Dans ce premier article de la série "C'est toute une histoire", nous allons aujourd'hui parler de l’évolution des moyens de stockage

Stocker des informations, c'est une longue histoire ! En effet, bien avant que l'on veuille pouvoir enregistrer nos photos de vacances pour les partager avec tatie Jacquotte, l'Homme avait déjà un besoin de stocker des informations sur sa vie courante (ou ses prédictions) pour de multiples usages allant de la transmission de savoir jusqu’à la gestion d’échange commercial…

L'âge de pierre

Tout a commencé par une belle journée de printemps, un mardi je crois, en l'an -12000 avant notre ère. Zgarbif revient de chasser le mammouth et a envie de se souvenir de cette belle journée pour la raconter à ses enfants quand ils seront nés. Zgarbif dessine alors sur le mur ce qu'il vient de vivre… Le stockage d'information est né. Par la simple volonté de transmettre quelque chose, l'Homme vient de mettre en route la longue aventure du stockage de données !

Faisons un long saut en avant… Dans la Mésopotamie ancienne, l'oracle veut transmettre à son roi sa dernière prédiction qu'il a mis au point à base de lecture de foie de corbeau. Impossible de déplacer le mur de la hutte, il a alors l'idée révolutionnaire de graver des pictogrammes dans une plaque de glaise séchée. L'écriture fait son apparition, la modernisation est en marche…

Tablette mésopotamienne

L’ère du papier

3000 ans avant notre ère, Otis, scribe du pharaon, raconte la vie quotidienne de son altesse en utilisant une langue écrite que son peuple a inventée, les hiéroglyphes (qui n'ont rien à envier aux pictogrammes de nos amis mésopotamiens). Là où la technique est impressionnante, c'est que son écriture n'est plus gravée sur un support friable mais dessinée à l'encre sur un parchemin de papyrus grâce à une technique de fabrication et d'utilisation des fibres de … papyrus (une plante) pour en faire un support léger, facile à transporter, à stocker et à produire… La technique du papier a fait son apparition ! Aussi impressionnant que cela puisse paraître, elle ne subira que peu d'évolution pendant près de 5000 ans. Seule la matière première changera, passant de la fibre de roseau à de la pulpe de bois permettant de faire des feuilles de papier.

Exemple de hiéroglyphes dessinés sur un papyrus

…Et de l'imprimerie

L'imprimerie a été découverte et développée en Chine au 6ème siècle, soit bien avant que la Corée et l'Occident ne découvrent cette dernière (au 15ème siècle).
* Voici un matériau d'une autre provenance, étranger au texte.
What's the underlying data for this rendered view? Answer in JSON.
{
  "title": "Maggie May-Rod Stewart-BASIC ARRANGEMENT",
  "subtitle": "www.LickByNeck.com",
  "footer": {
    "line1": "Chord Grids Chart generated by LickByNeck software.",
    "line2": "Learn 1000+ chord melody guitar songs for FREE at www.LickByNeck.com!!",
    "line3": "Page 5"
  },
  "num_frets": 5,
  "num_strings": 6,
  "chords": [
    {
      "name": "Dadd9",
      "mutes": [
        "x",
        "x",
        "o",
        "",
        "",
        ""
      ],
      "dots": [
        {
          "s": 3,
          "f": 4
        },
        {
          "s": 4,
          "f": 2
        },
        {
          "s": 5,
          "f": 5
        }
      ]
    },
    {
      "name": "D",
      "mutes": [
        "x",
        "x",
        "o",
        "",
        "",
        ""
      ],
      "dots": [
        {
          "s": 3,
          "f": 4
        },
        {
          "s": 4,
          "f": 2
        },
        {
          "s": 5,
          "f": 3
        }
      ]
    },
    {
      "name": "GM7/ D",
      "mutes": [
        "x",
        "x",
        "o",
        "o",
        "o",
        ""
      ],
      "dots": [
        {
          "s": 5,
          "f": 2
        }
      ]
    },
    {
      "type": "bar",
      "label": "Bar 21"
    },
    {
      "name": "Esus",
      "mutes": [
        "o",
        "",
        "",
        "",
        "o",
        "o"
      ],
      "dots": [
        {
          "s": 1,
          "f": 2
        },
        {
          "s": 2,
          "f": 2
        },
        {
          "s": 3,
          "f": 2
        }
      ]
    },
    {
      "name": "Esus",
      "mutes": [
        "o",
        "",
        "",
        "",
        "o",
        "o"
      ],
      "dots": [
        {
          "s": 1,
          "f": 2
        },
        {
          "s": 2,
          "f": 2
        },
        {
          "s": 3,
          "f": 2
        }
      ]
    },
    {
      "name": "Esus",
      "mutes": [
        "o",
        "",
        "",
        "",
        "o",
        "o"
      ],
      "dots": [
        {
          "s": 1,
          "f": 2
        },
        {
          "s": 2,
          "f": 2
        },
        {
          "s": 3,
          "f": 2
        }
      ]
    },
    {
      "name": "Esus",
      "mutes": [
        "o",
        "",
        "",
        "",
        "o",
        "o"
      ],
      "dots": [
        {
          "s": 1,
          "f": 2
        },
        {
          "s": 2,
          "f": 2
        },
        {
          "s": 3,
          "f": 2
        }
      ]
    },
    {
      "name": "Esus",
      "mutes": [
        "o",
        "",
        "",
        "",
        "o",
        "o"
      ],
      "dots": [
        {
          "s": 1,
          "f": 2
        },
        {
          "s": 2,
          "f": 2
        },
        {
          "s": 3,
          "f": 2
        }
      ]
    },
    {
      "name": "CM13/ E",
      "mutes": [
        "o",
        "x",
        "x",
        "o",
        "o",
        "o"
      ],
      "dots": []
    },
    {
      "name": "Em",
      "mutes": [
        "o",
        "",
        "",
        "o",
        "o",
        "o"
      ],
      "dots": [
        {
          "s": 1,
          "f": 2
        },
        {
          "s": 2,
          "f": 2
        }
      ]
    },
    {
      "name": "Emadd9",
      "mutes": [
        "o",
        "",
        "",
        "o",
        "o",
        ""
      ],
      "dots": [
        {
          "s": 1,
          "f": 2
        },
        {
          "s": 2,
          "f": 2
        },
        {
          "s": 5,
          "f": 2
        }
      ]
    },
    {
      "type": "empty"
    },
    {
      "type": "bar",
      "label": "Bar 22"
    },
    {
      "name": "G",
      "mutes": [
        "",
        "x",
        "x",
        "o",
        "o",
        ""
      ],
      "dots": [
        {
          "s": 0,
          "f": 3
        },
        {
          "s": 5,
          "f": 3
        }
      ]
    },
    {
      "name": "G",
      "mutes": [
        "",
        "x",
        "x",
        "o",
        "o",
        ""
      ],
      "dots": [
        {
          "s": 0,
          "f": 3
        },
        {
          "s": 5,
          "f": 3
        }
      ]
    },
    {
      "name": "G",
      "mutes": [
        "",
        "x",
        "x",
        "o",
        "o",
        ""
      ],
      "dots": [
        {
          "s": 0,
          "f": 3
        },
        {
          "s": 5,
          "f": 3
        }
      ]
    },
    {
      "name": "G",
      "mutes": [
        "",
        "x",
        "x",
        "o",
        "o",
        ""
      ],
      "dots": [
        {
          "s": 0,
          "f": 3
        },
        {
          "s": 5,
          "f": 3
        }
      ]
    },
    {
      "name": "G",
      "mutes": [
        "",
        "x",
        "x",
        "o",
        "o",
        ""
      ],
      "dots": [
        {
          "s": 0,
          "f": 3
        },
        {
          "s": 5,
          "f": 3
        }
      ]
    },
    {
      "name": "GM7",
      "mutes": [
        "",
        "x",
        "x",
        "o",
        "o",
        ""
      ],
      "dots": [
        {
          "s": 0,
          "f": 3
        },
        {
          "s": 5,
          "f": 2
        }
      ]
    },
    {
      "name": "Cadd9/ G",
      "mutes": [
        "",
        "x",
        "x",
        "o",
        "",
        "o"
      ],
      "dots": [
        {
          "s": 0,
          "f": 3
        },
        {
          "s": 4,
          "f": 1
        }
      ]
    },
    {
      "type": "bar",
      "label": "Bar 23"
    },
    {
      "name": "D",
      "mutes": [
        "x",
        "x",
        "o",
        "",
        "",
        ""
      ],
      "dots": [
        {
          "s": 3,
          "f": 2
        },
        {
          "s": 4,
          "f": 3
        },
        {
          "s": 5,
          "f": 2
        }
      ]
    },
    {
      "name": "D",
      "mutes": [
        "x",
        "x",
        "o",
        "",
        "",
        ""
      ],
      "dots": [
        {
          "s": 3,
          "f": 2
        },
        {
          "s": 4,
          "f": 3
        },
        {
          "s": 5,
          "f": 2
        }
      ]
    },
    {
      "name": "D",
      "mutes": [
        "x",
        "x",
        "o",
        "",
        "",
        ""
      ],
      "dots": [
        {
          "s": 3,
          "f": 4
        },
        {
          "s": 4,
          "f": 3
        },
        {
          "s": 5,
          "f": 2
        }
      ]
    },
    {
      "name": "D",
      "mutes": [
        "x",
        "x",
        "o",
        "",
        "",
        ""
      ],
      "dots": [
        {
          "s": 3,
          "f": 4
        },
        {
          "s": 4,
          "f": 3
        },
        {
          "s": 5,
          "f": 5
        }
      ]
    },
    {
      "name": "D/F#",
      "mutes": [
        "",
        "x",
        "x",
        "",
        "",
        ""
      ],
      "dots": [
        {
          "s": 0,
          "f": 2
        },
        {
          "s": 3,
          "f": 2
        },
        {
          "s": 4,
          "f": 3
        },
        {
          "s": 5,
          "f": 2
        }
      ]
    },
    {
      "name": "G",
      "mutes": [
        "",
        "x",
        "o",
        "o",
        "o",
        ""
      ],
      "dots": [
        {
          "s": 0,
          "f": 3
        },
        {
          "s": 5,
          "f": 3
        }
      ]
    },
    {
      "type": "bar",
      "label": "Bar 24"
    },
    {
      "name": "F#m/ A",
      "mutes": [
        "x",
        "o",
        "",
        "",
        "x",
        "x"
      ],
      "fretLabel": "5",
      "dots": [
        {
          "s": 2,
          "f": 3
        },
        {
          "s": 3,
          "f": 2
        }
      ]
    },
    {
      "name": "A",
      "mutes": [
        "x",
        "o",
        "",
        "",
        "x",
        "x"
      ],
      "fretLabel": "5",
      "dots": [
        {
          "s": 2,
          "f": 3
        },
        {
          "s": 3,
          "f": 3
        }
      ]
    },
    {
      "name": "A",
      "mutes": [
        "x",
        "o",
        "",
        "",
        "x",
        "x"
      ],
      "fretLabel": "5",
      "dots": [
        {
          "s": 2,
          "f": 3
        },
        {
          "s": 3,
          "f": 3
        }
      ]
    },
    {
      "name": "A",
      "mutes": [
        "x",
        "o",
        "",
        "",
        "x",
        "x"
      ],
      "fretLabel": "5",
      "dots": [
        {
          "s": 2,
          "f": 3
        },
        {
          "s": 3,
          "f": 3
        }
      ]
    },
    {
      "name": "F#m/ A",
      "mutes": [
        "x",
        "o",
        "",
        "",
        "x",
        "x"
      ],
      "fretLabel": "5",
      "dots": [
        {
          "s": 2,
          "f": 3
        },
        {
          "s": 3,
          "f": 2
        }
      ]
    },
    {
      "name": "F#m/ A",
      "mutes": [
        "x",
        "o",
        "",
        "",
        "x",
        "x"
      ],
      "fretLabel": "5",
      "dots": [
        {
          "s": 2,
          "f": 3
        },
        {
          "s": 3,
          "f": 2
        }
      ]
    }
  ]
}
Le plus ancien livre imprimé daté connu est le « Sūtra du Diamant » mais il existe des textes imprimés bien plus anciens encore !

En 1040, Bi Sheng, un inventeur chinois, révolutionna l'imprimerie par l'utilisation de caractères mobiles gravés dans de la porcelaine, céramique d'argile visqueuse, durcis dans le feu et assemblés dans la résine. Cette technique sera plus tard améliorée en Corée entre 1234 et 1241 par l'utilisation de caractères mobiles en métal.

À partir du 12ème siècle, de nombreuses bibliothèques arabes et chinoises contenaient déjà des dizaines de milliers de livres imprimés. Il est ensuite probable que la technologie de l'imprimerie chinoise fut diffusée en Europe par le biais des routes commerciales d'Inde et du monde arabe.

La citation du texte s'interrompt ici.